The spring constant, often denoted as \( k \), is a measure of a spring's stiffness. In simple terms, it tells you how much force is needed to stretch or compress the spring by a unit length, like an inch or a meter. A large value of \( k \) indicates a stiffer spring that requires more force to stretch, while a small \( k \) indicates a more flexible spring.
Hooke's Law is the formula used to calculate this constant, expressed as \( F(x) = kx \), where \( F(x) \) is the force applied, and \( x \) is the displacement from the natural length.
In our exercise example, 10 pounds of force stretched the spring 4 inches. By rearranging Hooke's Law, we solve for \( k \):

• \( k = \frac{F(x)}{x} = \frac{10}{4} = 2.5 \) lb/in

This tells us that 2.5 pounds of force are needed to stretch this particular spring by 1 inch.

Work done refers to the energy expended when a force moves an object over a distance. In the context of springs, work is the energy used to stretch or compress the spring. The general formula for work is \( W = F imes d \), where \( F \) is the force applied and \( d \) is the distance moved in the direction of the force.
However, since the force needed to stretch a spring changes with the deformation, we can't use this formula directly for springs. Instead, we must consider the changing force over the displacement. This is where calculus comes into play to provide a more accurate measurement.
The work done on springs is determined by evaluating the integral of the force over the displacement, leading us to accurately determine the actual work used in stretching or compressing a spring by a specified amount.
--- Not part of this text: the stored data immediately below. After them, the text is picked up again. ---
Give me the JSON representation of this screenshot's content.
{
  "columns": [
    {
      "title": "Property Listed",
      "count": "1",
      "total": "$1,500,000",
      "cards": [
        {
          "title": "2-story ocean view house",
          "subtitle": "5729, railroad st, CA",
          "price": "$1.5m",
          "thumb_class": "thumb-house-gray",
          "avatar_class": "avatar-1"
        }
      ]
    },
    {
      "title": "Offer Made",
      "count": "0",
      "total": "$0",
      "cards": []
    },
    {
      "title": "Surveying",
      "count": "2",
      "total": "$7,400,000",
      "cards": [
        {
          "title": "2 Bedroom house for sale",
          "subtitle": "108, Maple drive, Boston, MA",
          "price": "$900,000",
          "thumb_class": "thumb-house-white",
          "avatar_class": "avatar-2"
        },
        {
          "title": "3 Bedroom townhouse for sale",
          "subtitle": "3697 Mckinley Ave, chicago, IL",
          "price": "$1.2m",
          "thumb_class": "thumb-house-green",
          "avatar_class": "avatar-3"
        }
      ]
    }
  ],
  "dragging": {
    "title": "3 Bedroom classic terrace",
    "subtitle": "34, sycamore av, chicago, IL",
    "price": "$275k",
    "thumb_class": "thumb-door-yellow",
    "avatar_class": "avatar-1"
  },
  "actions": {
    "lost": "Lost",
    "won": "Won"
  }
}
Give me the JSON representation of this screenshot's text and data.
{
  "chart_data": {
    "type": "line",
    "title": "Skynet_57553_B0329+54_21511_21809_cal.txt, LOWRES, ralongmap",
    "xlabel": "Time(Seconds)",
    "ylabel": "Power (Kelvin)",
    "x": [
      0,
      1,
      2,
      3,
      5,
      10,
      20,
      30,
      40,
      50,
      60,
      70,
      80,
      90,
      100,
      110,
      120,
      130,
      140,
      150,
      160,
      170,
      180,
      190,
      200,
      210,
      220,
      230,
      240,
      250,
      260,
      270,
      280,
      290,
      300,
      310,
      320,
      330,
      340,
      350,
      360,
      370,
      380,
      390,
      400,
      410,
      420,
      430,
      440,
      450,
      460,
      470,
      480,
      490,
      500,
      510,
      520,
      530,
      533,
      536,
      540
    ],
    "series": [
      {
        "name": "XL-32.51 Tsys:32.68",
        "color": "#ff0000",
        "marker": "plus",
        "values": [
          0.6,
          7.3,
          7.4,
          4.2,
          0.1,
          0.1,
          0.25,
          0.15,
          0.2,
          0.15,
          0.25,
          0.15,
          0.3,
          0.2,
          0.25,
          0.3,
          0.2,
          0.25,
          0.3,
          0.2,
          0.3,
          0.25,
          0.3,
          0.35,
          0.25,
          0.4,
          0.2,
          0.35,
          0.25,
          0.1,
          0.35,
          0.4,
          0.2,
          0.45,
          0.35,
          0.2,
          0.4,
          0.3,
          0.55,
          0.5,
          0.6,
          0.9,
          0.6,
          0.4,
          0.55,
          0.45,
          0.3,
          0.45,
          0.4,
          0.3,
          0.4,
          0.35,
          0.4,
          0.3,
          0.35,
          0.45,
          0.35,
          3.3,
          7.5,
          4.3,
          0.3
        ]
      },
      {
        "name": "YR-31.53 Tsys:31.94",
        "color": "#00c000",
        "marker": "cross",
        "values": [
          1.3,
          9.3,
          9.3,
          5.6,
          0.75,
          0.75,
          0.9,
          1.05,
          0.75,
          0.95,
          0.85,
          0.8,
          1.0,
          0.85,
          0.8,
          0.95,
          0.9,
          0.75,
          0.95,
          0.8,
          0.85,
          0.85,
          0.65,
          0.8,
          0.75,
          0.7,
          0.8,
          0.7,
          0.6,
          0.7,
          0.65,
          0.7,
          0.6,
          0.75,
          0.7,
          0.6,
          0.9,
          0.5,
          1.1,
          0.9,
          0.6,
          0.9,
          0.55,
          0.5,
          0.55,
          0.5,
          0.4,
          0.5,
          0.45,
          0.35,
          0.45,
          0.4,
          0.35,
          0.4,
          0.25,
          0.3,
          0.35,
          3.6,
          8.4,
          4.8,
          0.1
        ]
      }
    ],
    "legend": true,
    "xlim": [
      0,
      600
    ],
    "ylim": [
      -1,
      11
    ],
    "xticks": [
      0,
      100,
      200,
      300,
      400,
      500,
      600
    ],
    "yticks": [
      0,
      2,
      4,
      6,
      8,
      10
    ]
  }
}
Integrals in calculus are a powerful tool for understanding areas under curves, among other concepts. In this context, they help in calculating the work done on a spring as it involves a force that changes with distance.
For our spring problem, the integral \( W = \int_{0}^{x} kx \, dx \) handles the varying force as the spring stretches. This lets us calculate the total work done across a continuous range of displacement.
The calculated integral from 0 to 0.5 foot with \( k = 2.5 \) lb/in was:

• \( W = \int_{0}^{0.5} 2.5x \, dx = 2.5 \left[ \frac{x^2}{2} \right]_{0}^{0.5} \)
• Result: \( 2.5 \times 0.125 = 0.3125 \) lb-ft

This method ensures we account for every tiny increment of force over the spring's extension, providing the exact work done.
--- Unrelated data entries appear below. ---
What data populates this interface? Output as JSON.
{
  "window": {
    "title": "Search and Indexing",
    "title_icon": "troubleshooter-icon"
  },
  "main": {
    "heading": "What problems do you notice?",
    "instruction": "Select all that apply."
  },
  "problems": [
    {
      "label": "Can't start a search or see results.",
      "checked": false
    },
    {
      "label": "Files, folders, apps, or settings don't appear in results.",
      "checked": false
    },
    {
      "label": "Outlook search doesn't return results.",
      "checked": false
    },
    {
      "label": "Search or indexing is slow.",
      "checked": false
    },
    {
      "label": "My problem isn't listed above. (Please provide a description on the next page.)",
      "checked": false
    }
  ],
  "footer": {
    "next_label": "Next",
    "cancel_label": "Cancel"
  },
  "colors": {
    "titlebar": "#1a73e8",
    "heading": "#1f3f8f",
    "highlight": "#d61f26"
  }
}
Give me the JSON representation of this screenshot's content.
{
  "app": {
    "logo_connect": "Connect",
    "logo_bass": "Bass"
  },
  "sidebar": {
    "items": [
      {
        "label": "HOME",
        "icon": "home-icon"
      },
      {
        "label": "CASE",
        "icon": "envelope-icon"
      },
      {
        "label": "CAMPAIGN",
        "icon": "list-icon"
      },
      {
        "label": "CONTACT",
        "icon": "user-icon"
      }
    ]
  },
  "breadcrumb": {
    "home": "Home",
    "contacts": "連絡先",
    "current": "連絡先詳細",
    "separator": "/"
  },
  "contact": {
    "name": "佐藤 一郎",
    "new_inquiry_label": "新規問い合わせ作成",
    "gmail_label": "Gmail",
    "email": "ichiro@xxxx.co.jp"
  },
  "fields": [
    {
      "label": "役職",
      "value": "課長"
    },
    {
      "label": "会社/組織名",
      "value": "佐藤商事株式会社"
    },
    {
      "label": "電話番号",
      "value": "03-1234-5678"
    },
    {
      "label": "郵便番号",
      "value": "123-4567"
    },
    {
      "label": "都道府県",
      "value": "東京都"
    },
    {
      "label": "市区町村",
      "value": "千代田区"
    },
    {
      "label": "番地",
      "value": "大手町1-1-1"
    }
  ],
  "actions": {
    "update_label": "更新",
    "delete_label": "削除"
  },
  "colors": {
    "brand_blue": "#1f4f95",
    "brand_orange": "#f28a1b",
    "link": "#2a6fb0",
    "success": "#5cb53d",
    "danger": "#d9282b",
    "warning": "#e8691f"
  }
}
Understanding force and displacement is central to solving our spring-related exercise. Force is any interaction that changes the motion of an object, and displacement refers to the distance moved in a specific direction. When considering springs, these two factors are intricately linked together.
In Hooke’s Law \( F(x) = kx \), the force \( F \) applied to stretch the spring is directly proportional to the displacement \( x \). This linear relationship means as you stretch the spring further, the force must increase proportionally.
For the exercise, we see that it took 10 pounds of force to extend the spring by 4 inches, proving this linear concept. Each additional inch of stretch beyond its natural length demands additional force, exactly regulated by the spring constant \( k = 2.5 \) lb/in.
Knowing this relationship simplifies calculating how much work is involved across a range of displacements.